If it had only been the machines killing them, or the Grays, but Derek had seen whole outposts of the Resistance slaughtered by something that hadn't been metal or their human servants.
He had lost men and women to them, too, out in the open especially in the beginning when they hadn't yet realised that they had to watch out for their own people as much as for the machines.
And Derek could understand them. He had lived like that for four years until the machines had gotten Kyle and he had been picked up by the Resistance.
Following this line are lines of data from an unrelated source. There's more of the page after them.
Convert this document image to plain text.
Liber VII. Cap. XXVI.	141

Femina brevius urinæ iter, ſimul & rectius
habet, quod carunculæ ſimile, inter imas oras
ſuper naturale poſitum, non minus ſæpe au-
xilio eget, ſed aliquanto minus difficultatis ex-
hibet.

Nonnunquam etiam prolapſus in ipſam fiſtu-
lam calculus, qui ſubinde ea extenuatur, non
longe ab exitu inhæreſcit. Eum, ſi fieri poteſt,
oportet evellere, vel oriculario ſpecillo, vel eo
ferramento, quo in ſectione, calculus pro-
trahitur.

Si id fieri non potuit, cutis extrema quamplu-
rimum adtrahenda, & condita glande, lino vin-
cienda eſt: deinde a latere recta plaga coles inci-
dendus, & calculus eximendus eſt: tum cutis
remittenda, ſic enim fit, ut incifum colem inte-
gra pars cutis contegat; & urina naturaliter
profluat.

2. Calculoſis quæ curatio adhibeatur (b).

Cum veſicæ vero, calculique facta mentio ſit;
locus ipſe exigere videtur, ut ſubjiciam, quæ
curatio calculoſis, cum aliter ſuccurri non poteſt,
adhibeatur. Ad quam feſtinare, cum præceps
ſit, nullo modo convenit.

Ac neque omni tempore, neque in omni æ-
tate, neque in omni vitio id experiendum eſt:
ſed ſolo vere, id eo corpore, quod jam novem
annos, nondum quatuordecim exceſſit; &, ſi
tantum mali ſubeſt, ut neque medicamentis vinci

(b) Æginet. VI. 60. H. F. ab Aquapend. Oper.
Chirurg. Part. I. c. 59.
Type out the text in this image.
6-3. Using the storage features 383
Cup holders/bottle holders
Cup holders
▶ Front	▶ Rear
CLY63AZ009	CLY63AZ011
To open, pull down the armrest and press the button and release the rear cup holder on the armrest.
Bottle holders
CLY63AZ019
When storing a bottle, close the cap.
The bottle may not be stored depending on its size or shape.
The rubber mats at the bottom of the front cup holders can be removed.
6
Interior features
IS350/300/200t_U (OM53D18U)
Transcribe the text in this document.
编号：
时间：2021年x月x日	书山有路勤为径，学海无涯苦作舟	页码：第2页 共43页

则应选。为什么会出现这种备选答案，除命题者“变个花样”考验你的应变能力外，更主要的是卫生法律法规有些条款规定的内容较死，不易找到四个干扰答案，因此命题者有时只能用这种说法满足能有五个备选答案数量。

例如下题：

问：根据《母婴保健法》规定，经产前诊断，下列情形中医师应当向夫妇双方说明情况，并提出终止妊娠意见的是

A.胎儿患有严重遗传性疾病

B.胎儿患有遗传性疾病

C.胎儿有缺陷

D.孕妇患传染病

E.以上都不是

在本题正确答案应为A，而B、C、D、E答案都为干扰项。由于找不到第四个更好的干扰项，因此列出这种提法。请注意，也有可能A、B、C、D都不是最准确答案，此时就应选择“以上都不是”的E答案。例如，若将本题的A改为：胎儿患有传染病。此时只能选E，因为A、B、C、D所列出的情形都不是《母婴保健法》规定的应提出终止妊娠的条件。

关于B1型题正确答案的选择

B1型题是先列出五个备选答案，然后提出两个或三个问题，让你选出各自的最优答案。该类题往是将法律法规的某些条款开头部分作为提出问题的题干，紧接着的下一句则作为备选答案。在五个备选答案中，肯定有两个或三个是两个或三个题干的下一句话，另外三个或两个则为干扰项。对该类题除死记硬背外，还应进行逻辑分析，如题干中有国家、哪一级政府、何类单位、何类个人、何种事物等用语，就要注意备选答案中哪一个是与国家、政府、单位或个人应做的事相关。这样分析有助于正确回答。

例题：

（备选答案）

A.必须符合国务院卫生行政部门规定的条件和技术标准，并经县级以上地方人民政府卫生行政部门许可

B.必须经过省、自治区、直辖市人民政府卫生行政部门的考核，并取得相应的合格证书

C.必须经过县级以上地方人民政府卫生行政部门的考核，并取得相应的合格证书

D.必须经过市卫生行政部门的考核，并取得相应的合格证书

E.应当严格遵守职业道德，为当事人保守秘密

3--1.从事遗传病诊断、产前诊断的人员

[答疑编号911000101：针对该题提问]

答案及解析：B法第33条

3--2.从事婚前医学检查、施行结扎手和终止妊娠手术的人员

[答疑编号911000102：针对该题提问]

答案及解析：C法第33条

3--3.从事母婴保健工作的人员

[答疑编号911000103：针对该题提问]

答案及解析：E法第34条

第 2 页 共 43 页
He didn't know how John had lived during the first years of the war. Maybe the machines had captured him as soon as the smoke from the nuclear bombs had cleared but John never talked about his past before the time he had met Kyle and usually John didn't talk about anything that wasn't here and now and today, and if they were lucky John talked about tomorrow.
/
you are back John always sounded faintly surprised when he said that and Derek couldn't blame him. So far he was one of the few who always came back.
John pulled him in and kissed him. He stroked Derek's short hair, kissed his lips, his forehead, his neck. They blindly crossed the room until Derek hit the cot with the back of his knees and John pushed him down, straddling him. His hands pressed Derek's shoulders down and he kissed him again, passionately but not violently.
He slipped his shirt over his head and Derek did the same while keeping his eyes glued to John, taking in the scarred skin and the gaunt, stringy body. In the dim light John's dark eyes seemed to glow with intensity and in another life he would have been a beautiful man with a boyish smile and laugh lines around his eyes but here and now he was just another haggard face short of starvation.
Derek loved him here and now.
They removed their clothes flailingly, trying to touch everywhere at once, entwined in hungry, clumsy embraces.
John let his hand trail down Derek's hips, his thighs and calves and Derek wrapped his legs around John's waist, trying to get them even closer to each other, trying to crawl into each other's skin and stay there.
i love you John whispered to him when they lay next to each other afterwards, half on top of each other on the small cot, stealing a moment before the ever present danger would interrupt them.
what if we die tomorrow? Derek asked back.
then today was still right. was John's answer it will always be right, never forget that
why would i? Derek asked curiously but John merely entangled their fingers and lay his head down on Derek's chest.